Pendidikan di Indonesia masih menghadapi berbagai tantangan yang kompleks, dan Partai Demokrasi Indonesia Perjuangan (PDIP) menyoroti permasalahan ini sebagai isu yang krusial. Andreas Pareira, anggota DPR dari PDIP, menjelaskan bahwa tantangan ini akan menjadi beban berat bagi Menteri Pendidikan dan Kebudayaan yang baru terpilih. Ia menekankan bahwa masalah dalam sektor pendidikan bukan hanya sekadar isu lokal, tetapi merupakan masalah nasional yang memerlukan perhatian serius.
Andreas mencatat bahwa masih banyak pekerjaan rumah yang harus diselesaikan dalam sistem pendidikan, dan ketimpangan yang ada mengindikasikan bahwa banyak daerah masih terpinggirkan. “Banyak sekali persoalan yang tidak teratasi, terutama yang berkaitan dengan kualitas guru dan fasilitas pendidikan,” ujarnya. Ironisnya, meskipun anggaran pendidikan telah disiapkan, banyak di antaranya yang tidak terserap secara optimal. Ini menunjukkan adanya kesenjangan antara perencanaan dan pelaksanaan yang harus segera diperbaiki.

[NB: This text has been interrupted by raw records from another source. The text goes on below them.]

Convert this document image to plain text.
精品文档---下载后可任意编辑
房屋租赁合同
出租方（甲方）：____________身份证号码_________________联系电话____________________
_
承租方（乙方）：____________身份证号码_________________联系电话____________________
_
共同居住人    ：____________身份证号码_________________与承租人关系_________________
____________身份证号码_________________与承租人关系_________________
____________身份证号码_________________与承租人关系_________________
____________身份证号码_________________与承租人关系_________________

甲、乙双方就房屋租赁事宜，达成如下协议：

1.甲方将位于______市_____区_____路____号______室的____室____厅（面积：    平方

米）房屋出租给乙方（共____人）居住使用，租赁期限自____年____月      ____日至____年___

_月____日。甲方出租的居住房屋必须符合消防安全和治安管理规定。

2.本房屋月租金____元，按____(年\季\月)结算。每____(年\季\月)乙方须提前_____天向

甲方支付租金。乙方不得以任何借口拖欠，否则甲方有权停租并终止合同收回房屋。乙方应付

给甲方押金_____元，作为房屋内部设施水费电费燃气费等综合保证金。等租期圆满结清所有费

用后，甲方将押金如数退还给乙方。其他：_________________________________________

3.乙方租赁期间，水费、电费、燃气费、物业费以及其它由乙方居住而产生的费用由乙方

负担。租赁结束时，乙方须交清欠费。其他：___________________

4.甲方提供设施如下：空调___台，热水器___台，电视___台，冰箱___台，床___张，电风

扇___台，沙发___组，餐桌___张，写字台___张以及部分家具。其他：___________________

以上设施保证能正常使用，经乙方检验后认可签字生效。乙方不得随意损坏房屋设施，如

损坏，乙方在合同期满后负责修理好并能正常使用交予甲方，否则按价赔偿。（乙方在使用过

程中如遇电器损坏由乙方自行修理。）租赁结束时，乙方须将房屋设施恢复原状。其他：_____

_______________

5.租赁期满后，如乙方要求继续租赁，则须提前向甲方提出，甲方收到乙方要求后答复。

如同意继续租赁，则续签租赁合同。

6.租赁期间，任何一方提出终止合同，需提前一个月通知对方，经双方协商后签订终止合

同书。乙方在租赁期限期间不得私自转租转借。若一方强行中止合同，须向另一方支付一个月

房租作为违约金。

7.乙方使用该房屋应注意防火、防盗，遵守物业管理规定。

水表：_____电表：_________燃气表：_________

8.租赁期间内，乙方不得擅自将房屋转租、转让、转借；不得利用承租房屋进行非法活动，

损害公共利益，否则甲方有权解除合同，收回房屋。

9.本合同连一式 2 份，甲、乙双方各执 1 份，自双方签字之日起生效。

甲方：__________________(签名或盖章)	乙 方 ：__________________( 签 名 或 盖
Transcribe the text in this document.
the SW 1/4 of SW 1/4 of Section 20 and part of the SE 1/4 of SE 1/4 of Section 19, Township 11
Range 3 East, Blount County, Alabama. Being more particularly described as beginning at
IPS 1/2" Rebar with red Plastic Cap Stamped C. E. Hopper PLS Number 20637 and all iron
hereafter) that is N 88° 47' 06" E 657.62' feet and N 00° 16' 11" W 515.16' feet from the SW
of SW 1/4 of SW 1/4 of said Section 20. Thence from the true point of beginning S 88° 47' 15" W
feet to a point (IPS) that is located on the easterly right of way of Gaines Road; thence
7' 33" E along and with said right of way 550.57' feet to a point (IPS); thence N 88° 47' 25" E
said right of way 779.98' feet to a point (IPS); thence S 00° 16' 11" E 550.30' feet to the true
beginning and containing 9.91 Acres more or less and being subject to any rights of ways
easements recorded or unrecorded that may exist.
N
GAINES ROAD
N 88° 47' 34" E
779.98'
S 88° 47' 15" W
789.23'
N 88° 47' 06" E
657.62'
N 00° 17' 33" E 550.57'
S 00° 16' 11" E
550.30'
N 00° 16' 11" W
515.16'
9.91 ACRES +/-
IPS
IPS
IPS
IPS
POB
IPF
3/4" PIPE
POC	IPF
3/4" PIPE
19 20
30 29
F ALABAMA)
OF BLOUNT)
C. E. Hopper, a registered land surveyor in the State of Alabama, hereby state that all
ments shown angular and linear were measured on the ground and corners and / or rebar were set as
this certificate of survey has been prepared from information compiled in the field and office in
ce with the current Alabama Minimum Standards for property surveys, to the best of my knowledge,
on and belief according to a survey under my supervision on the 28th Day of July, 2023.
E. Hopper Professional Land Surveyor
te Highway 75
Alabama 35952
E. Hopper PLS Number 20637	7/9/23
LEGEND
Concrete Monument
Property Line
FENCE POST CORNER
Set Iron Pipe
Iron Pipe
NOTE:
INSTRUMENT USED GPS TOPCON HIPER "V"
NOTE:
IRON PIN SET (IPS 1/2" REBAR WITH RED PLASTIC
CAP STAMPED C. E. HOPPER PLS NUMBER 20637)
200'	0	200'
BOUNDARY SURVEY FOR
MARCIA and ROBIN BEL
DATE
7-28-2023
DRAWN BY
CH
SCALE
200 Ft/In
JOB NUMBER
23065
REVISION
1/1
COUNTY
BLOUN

Salah satu sorotan utama adalah proses Penerimaan Peserta Didik Baru (PPDB), yang sering kali menimbulkan masalah. Kekurangan guru di banyak daerah menambah rumitnya situasi ini. Ketimpangan kualitas pendidikan, menurut Andreas, dapat ditelusuri kembali ke rendahnya jumlah guru berkualitas. “Kita perlu formulasi yang tepat untuk mengatasi masalah kekurangan tenaga pengajar,” tambahnya. Dia juga mengingatkan bahwa kondisi ini diperparah oleh rendahnya hasil uji kompetensi guru dan ketidakmerataan sertifikasi.
Data Kementerian Pendidikan, Kebudayaan, Riset dan Teknologi menunjukkan bahwa ada sekitar 1,6 juta guru yang belum tersertifikasi. Hal ini menciptakan ketimpangan dalam kualitas pengajaran di seluruh Indonesia. Lebih dari 60 juta murid yang bersekolah di 400 ribu sekolah sangat bergantung pada kualitas pendidikan yang mereka terima, yang secara langsung dipengaruhi oleh kompetensi guru. “Sertifikasi guru harus dilihat bukan sebagai formalitas, tetapi sebagai langkah penting untuk memastikan bahwa guru memiliki keterampilan yang dibutuhkan dalam proses pengajaran,” tegas Andreas.
Namun, masalah ini tidak hanya terfokus pada guru dan sertifikasi. Biaya pendidikan, perbedaan status sosial, dan diskriminasi gender juga turut berkontribusi pada ketidakadilan dalam akses pendidikan. Andreas mendorong evaluasi menyeluruh terhadap sistem pendidikan Indonesia, menekankan bahwa perbaikan harus dilakukan dari akar hingga ke puncak. “Pemerintah yang akan datang perlu mengevaluasi dan menyelesaikan berbagai permasalahan dalam sektor pendidikan secara komprehensif,” katanya.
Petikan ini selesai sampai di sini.